The latest Conservative federal budget has been announced and, while containing few surprises, packs tax breaks estimated to result in billions of dollars-worth of savings. Perks that had been hinted at over the past six months came into fruition, such as income splitting, the boosting of the Universal Childcare Benefit, and the doubling of the youth fitness tax credit. A long-awaited increase to Tax-Free Savings Accounts was also announced.
It’s an obviously consumer-focused bill, developed as election season looms on the horizon. “This is very much an election budget,” says Brad Rolph, tax service line leader for Southern Ontario at Grant Thornton LLP. “They seem to touch all the bases, there’s a little bit of everything for everybody.”
While the surprise winners are small businesses – Business Development Bank of Canada has made some investing changes and will boost the small business profile for companies from a cap of $5 million to $10 million – Rolph points out there are a few gems that’ll make life a little easier for average Canadians.
A Hands-Off Approach to the Housing Market
Despite the average Canadian debt-to-income ratio hitting 163.3 per cent, Finance Minister Joe Oliver believes consumers’ demand for credit is leveling out, including the mortgage market. He stated that with the exception of hot markets Toronto and Vancouver, Canadian housing prices are softening at a sustainable pace, and there’s no need to introduce further restrictions to limit borrowing ability.

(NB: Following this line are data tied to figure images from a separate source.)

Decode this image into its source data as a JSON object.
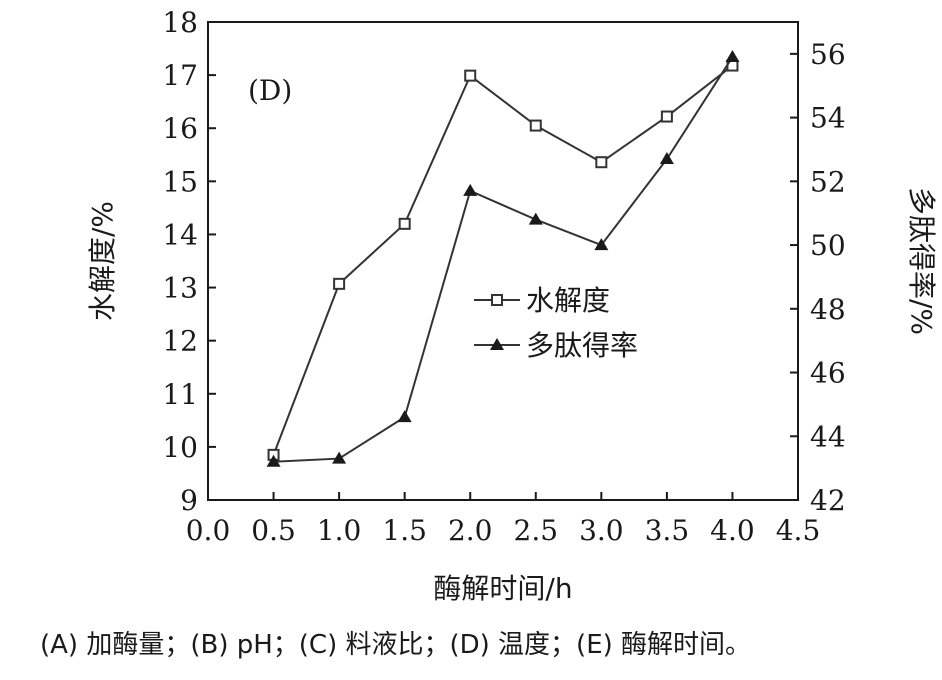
{
  "chart_data": {
    "type": "line",
    "panel_label": "(D)",
    "xlabel": "酶解时间/h",
    "ylabel_left": "水解度/%",
    "ylabel_right": "多肽得率/%",
    "xlim": [
      0,
      4.5
    ],
    "ylim_left": [
      9,
      18
    ],
    "ylim_right": [
      42,
      57
    ],
    "x_ticks": [
      "0.0",
      "0.5",
      "1.0",
      "1.5",
      "2.0",
      "2.5",
      "3.0",
      "3.5",
      "4.0",
      "4.5"
    ],
    "y_left_ticks": [
      "9",
      "10",
      "11",
      "12",
      "13",
      "14",
      "15",
      "16",
      "17",
      "18"
    ],
    "y_right_ticks": [
      "42",
      "44",
      "46",
      "48",
      "50",
      "52",
      "54",
      "56"
    ],
    "grid": false,
    "legend_position": "center",
    "series": [
      {
        "name": "水解度",
        "axis": "left",
        "marker": "open-square",
        "x": [
          0.5,
          1.0,
          1.5,
          2.0,
          2.5,
          3.0,
          3.5,
          4.0
        ],
        "y": [
          9.85,
          13.07,
          14.2,
          16.99,
          16.05,
          15.36,
          16.22,
          17.18
        ]
      },
      {
        "name": "多肽得率",
        "axis": "right",
        "marker": "filled-triangle",
        "x": [
          0.5,
          1.0,
          1.5,
          2.0,
          2.5,
          3.0,
          3.5,
          4.0
        ],
        "y": [
          43.2,
          43.3,
          44.6,
          51.7,
          50.8,
          50.0,
          52.7,
          55.9
        ]
      }
    ]
  },
  "caption": "(A) 加酶量；(B) pH；(C) 料液比；(D) 温度；(E) 酶解时间。"
}
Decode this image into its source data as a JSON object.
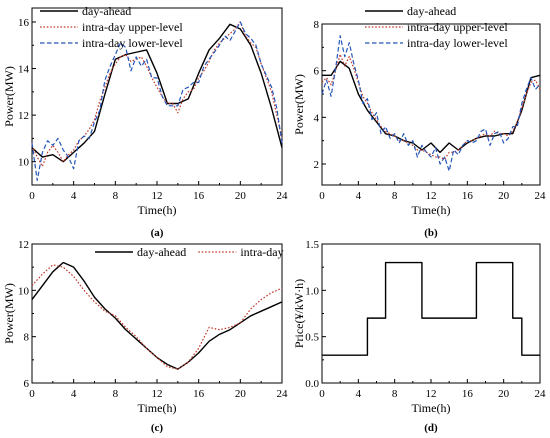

The government has implemented such restrictions four times since 2008 in efforts to stem rapid household debt levels; the most notable changes include the banning of zero-down mortgages, a mandatory 5 per cent down payment, and the capping amortization periods to 25 years for high-ratio buyers.
Income Splitting Is Here to Stay
“For individuals, that’s the biggest tax play in the budget,” says Rolph. “The ability to transfer up to $50,000 in income from one (high-earning) partner to another partner in a lower tax bracket is huge.”
While tax savings from the Family Tax Credit – an election promise made by Prime Minister Stephen Harper during his 2011 campaign – could technically benefit any two-parent household with a child under 18, the biggest winners will be mid-high to high income households.
According to Parliamentary Budget Officer – Canada’s budget watchdog – the Family Tax Credit, which maxes out at $2,000, will only benefit 15 per cent of the country’s wealthiest households.
TFSA Contribution Power-Up
Perhaps the widest-reaching change is the boost to Tax-Free Savings Accounts, which will now allow contributions of up to $10,000 annually – a 82 per cent increase from the previous $5,500 cap.
All-in, the raised ceiling will pluck $85 million back from government coffers this year, moving to $360 million annually by 2019 – which works out to about $1.1 billion in missed revenue for the Feds over the next five years. Savers should also note that the accounts will no longer be indexed to inflation, meaning contribuion room won’t continue to rise by $500 every few years.
But it’s great for Canadians looking for a nice spot to tuck their savings for that first home or other big purchases – and it may not be around forever. Federal Liberal leader Justin Trudeau has already vowed to reverse the increase should he take office.
More Cash for Families
For young families, the official announcement of the Universal Child Care Benefit being increased to $160 a month for children under six and $60 a month for children between six and 17 is welcomed relief. But the estimated 200,000 Canadian families eligible for the benefit better get on it, as the deadline is May 1.
According to the budget, the future healthcare-conscientious Children’s Fitness Tax Credit – worth $1,000 – will kick-in in 2015 and beyond, enticing parents to enroll the young’uns in more recreational activities knowing they’re getting a bit back.
The Child Care Expense Deduction has also been boosted to $1,000, allowing families to recover some of that cash spent on looking after the kids.
More Control for Seniors’ Savings
Seniors certainly lucked out with the budget as well, says Rolph, as the minimum withdrawal requirements for Registered Retirement Income Funds (RRIFs) are lowered.
Under current rules set in 1992, seniors have to withdraw a bare minimum of 7.38 per cent of their RRIFs before 71. The new budget announced that was lowering to 5.38 per cent. The same goes for minimum withdrawals at 94, which were capped at 20 per cent but will now be at 18.79 per cent and move to 20 per cent at age 95.
The Feds have also included a compassionate care benefit, which states Canadians taking time off work to care for a gravely ill family member will get six month’s leave under the employment insurance program (takes effect in January), and a 15 per cent tax credit for seniors and others with disabilities making renovations that increase the accessibility or safety of their homes. Canadians 65 years or older can claim up to $10,000 for things like wheelchair ramps or walk-in tubs under the Healthy Homes Renovation tax credit.
A Proposal For Backing Out of Bank Contracts
The feds have made steps toward providing greater transparency for banking consumers; a proposal has been made to mandate a “cooling off” period for certain types of banking products. That means customers wishing to back out of new signups (due to hidden fees or otherwise) will be able to do so without incurring any charges. There is also renewed call for financial institutions to give better clarity for how mortgage penalties and fees are calculated.